Показалась графиня, хозяйка бала, за нею следовал Монго-Столыпин.
– Вы знакомы? – графиня их оставила одних, молодые люди рассмеялись и обменялись рукопожатием. После первых любезных фраз Монго-Столыпин спросил:
– Что за человек этот Дантес?
Александр Карамзин неожиданно для самого себя покраснел и смутился, но Столыпин, кажется, ничего не заметил, поскольку следил глазами за французом, который танцевал с красавицей, то есть больше непрерывно что-то говорил ей.
– Еще недавно я бы легко ответил на ваш вопрос, – усмехнулся Карамзин, – но сейчас затрудняюсь сказать... Да мы мало знакомы еще...
– Ясно, – повел головой Монго-Столыпин, окидывая с высоты своего роста весь многолюдный зал.
– Что вам ясно? – насторожившись, спросил Карамзин.
Монго-Столыпин взглянул на него и рассмеялся:
– Еще не хватало, чтобы два русских офицера поссорились из-за француза, который ведь только рядится, как в маскараде, в мундир кавалергарда, а за Россию на смерть стоять не станет!
– Вы правы, Монго! – рассмеялся в свою очередь Карамзин.
– Откуда вы знаете мое произвище?
– По поэме "Монго", в которой ваш друг-гусар изощряется стихами, достойными Пушкина, в остроумии в духе Баркова.
– Вы его знаете?
– Я видел его.
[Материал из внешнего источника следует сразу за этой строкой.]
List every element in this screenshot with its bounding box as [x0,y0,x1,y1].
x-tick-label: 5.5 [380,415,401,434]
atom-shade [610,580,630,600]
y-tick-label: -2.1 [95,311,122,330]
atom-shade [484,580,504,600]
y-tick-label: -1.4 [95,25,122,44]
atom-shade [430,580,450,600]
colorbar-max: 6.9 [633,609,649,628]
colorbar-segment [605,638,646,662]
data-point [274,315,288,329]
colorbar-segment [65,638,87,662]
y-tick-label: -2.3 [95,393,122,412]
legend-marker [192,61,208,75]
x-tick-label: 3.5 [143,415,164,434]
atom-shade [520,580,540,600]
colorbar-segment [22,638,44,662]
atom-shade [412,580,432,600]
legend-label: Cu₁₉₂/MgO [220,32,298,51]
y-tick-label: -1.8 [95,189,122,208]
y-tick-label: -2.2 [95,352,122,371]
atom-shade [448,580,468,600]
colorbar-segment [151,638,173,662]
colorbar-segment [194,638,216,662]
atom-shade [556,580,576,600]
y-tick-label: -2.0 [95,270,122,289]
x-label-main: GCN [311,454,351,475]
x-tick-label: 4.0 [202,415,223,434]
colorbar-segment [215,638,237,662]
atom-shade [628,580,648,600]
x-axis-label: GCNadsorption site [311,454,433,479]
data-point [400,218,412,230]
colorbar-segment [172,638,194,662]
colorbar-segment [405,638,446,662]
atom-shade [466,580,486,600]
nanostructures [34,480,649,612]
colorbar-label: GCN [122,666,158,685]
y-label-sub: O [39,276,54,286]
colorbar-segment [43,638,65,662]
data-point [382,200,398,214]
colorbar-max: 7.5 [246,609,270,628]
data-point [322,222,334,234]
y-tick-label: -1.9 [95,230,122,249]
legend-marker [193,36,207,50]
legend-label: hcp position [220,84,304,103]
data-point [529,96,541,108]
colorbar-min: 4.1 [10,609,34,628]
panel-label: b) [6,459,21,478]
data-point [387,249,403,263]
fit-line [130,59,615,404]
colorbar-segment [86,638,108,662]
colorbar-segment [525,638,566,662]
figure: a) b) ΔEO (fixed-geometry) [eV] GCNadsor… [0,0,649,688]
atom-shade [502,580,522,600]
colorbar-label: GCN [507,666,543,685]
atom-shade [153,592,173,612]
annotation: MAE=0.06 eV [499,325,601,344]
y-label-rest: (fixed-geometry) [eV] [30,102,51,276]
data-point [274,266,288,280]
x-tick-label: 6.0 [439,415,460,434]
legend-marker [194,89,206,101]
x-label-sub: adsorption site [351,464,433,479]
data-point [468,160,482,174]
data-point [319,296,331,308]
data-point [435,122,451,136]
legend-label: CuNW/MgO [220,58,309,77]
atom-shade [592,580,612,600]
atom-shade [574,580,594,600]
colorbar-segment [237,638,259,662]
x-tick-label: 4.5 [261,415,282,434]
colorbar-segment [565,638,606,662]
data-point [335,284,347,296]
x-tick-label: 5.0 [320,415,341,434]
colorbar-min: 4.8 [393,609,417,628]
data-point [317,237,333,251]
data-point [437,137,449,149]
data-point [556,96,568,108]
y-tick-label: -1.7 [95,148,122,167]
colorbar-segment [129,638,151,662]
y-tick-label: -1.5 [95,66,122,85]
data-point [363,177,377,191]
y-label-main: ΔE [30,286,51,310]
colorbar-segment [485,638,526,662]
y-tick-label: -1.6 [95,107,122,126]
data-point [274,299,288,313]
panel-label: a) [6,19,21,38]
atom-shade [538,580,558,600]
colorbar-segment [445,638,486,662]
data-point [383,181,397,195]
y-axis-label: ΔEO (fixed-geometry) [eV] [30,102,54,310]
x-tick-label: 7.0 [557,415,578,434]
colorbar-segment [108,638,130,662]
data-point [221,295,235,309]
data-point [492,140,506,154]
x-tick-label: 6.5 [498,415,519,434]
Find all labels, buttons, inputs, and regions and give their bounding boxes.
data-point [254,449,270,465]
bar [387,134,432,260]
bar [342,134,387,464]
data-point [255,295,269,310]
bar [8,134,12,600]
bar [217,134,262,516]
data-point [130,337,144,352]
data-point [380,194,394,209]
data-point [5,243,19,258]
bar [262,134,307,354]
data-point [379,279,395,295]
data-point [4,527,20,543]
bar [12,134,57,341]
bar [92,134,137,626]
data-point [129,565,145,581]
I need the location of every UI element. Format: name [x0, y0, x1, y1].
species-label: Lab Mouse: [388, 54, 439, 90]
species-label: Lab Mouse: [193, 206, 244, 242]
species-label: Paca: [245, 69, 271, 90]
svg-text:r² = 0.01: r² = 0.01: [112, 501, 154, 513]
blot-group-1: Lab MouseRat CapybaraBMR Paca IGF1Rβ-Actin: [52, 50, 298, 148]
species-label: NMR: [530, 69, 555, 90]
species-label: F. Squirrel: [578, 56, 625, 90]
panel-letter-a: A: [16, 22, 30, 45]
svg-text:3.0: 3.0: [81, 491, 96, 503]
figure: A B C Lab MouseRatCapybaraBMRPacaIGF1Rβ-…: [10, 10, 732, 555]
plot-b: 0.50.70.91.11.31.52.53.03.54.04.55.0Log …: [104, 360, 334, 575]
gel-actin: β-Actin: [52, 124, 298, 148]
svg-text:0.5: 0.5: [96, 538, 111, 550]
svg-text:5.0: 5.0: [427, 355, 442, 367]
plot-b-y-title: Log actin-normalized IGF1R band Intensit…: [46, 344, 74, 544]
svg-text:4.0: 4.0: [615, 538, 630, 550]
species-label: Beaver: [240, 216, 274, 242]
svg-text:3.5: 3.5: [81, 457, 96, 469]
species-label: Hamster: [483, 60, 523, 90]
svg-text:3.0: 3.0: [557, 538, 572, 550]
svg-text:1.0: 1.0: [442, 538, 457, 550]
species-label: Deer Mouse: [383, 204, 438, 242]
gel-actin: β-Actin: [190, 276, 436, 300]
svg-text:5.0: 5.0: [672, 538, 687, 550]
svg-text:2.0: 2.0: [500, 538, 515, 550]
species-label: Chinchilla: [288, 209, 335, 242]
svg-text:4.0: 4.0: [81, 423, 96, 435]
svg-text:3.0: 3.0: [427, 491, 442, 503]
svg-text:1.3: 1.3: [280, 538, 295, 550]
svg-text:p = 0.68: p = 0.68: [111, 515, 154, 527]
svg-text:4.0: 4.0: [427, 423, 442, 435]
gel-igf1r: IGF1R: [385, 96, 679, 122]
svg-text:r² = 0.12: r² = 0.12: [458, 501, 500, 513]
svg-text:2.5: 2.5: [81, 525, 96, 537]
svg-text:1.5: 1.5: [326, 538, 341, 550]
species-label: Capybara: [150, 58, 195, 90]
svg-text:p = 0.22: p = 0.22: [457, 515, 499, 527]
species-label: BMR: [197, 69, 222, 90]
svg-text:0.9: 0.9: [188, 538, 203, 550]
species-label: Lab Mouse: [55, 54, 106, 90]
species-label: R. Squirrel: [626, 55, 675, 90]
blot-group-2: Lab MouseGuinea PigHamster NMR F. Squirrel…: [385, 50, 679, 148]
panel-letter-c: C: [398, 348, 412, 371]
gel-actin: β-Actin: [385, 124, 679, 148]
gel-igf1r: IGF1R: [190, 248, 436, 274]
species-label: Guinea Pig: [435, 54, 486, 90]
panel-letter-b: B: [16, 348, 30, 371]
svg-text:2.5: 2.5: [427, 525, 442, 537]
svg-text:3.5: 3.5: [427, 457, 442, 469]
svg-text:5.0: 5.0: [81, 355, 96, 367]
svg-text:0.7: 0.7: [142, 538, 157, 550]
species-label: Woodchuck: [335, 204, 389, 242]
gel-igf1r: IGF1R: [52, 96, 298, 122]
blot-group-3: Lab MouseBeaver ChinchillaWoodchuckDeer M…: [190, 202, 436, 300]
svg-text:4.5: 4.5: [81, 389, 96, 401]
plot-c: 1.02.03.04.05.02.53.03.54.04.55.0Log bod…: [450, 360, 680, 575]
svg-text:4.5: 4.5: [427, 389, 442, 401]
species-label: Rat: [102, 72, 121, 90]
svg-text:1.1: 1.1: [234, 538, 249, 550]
Ведь в поэме "Монго" он рисует не только ваш портрет, но и свой, саркастически и потому, думаю, правдиво.
– У него есть эта страсть – всех выводить на чистую воду, не исключая друзей и самого себя.
– Талант?
– Не мне судить. Но иных помыслов, как о славе Байрона или Пушкина, у него не было с отроческих лет.
– А пока лишь гусарское удальство и больше ничего?
– Вот именно. Он считает, что ему не хватает решимости или случая, чтобы заявить о себе.
– Там что-то произошло, – Карамзин снова покраснел. – Пушкин поспешно уводит жену; за ними семенит старик Геккерн, а Катрин, кажется, готова дать оплеуху Жоржу, который никак не успокоится, хохочет... Таким он был, когда решился жениться неожиданно для всех и самого себя; но, казалось, женитьба успокоила его, нет!
Карамзин и Монго-Столыпин направились к выходу и в вестибюле увидели графиню Александру Кирилловну.
– Что случилось, графиня?
– Молодой Геккерн, танцуя мазурку с Натали, сказал дурацкий каламбур с игрою слов cor (мозоль) и corps (тело), речь шла о мозольном операторе, мол, по нему он рассудил, что тело у нее лучше, чем у ее сестры.
– Казарменная шутка, – покачал головой Монго-Столыпин.
– Бедная Натали от нее вздрогнула; это заметил Пушкин и увез жену. Боюсь, это добром не кончится.
Предчувствие графини не обмануло ее.
Еще два дня Пушкин раздумывал, как быть; между тем Дантес держал себя с Натали у Мещерских на другой вечер, у Вяземских на следующий день точно таким же образом, как до помолвки и женитьбы, продолжая явно ухаживать за нею, вызывая ревность у его жены. Впрочем, во всем этом не заключалось ничего нового, скорее Дантес своим вызывающим поведением раскрывал свое истинное лицо, еще не разгаданное многими.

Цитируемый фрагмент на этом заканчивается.